Akhund is longtime chief of the Taliban's powerful decision-making body Rehbari Shura, or leadership council. He was foreign minister and then deputy prime minister when the Taliban were last in power and, like many of the incoming Cabinet, is under U.N. sanctions for his role in that government.
Sirajuddin Haqqani, the new interior minister, is the son of the founder of the Haqqani network, classified as a terrorist group by Washington. He is one of the FBI's most wanted men due to his involvement in suicide attacks and ties with Al Qaeda.
Mullah Abdul Ghani Baradar, head of the movement's political office who was given his nom de guerre "brother", or Baradar, by Mullah Omar, was appointed as Akhund's deputy, main Taliban spokesman Zabihullah Mujahid told a news conference in Kabul.
The passing over of Baradar for the top government job came as a surprise to some as he had been responsible for negotiating the U.S. withdrawal at talks in Qatar and presenting the face of the Taliban to the outside world.
Baradar was previously a senior Taliban commander in the long insurgency against U.S. forces. He was arrested and imprisoned in Pakistan in 2010, becoming head of the Taliban's political office in Doha after his release in 2018.
Mullah Mohammad Yaqoob, a son of Mullah Omar, was named as defence minister. All the appointments were in an acting capacity, Mujahid said.
White House spokeswoman Jen Psaki told reporters on Air Force One, as President Joe Biden flew to New York, that there would be no recognition of the Taliban government soon.
ECONOMIC MELTDOWN
Taliban spokesman Mujahid, speaking against a backdrop of collapsing public services and economic meltdown amidst the chaos of the tumultuous foreign pullout, said an acting cabinet had been formed to respond to the Afghan people's primary needs.
He said some ministries remained to be filled pending a hunt for qualified people.
The United Nations said earlier on Tuesday that basic services were unravelling in Afghanistan and food and other aid were about to run out. More than half a million people have been displaced internally in Afghanistan this year.
An international donor conference is scheduled in Geneva on Sept. 13. Western powers say they are prepared to send humanitarian aid, but that broader economic engagement depends on the shape and actions of the Taliban government.
'RESISTANCE WILL CONTINUE'
On Monday, the Taliban claimed victory in the Panjshir valley, the last province holding out against it.
Pictures on social media showed Taliban members standing in front of the Panjshir governor's compound after days of fighting with the National Resistance Front of Afghanistan (NRFA), commanded by Panjshiri leader Ahmad Massoud.
Massoud denied that his force, consisting of remnants of the Afghan army as well as local militia fighters, was beaten, and tweeted that "our resistance will continue". (Reuters)
UNICEF is trying to reunite hundreds of Afghan children who were separated from their families and evacuated to various countries during the hurried U.S. withdrawal from the country, the U.N. agency said on Tuesday.
Hundreds of children were separated in the chaotic scenes at Kabul airport and UNICEF is trying to get them back together with their families, spokesperson James Elder told a U.N. briefing in Geneva.

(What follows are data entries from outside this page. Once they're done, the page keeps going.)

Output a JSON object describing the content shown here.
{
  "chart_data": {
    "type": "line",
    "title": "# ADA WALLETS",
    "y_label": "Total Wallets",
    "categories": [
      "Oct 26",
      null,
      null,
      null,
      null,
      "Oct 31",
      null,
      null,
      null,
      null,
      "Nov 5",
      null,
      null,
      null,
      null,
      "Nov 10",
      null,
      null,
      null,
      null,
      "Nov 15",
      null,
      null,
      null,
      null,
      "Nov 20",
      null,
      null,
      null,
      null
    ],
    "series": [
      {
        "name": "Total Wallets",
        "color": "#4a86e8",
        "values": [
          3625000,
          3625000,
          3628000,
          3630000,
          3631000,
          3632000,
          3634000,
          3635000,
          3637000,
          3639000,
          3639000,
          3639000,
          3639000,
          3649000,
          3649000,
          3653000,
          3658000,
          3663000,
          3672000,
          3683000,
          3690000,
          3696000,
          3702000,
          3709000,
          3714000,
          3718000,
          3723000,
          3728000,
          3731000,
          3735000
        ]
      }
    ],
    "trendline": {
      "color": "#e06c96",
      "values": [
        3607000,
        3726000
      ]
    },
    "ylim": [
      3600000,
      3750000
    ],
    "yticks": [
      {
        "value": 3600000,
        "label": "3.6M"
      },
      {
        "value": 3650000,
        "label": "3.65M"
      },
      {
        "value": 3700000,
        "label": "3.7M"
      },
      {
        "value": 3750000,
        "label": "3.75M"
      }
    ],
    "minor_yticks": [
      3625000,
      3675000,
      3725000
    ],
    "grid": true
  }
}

"They have gone to a range of countries and we are working with those governments where children have arrived without family support," he said, adding that more than 100 of the children are back with family members.
Dramatic footage last month showed a small girl lifted up over the high perimeter wall of the airport and passed into the hands of an American soldier. It was not clear whether the girl was reunited with her family within the airport.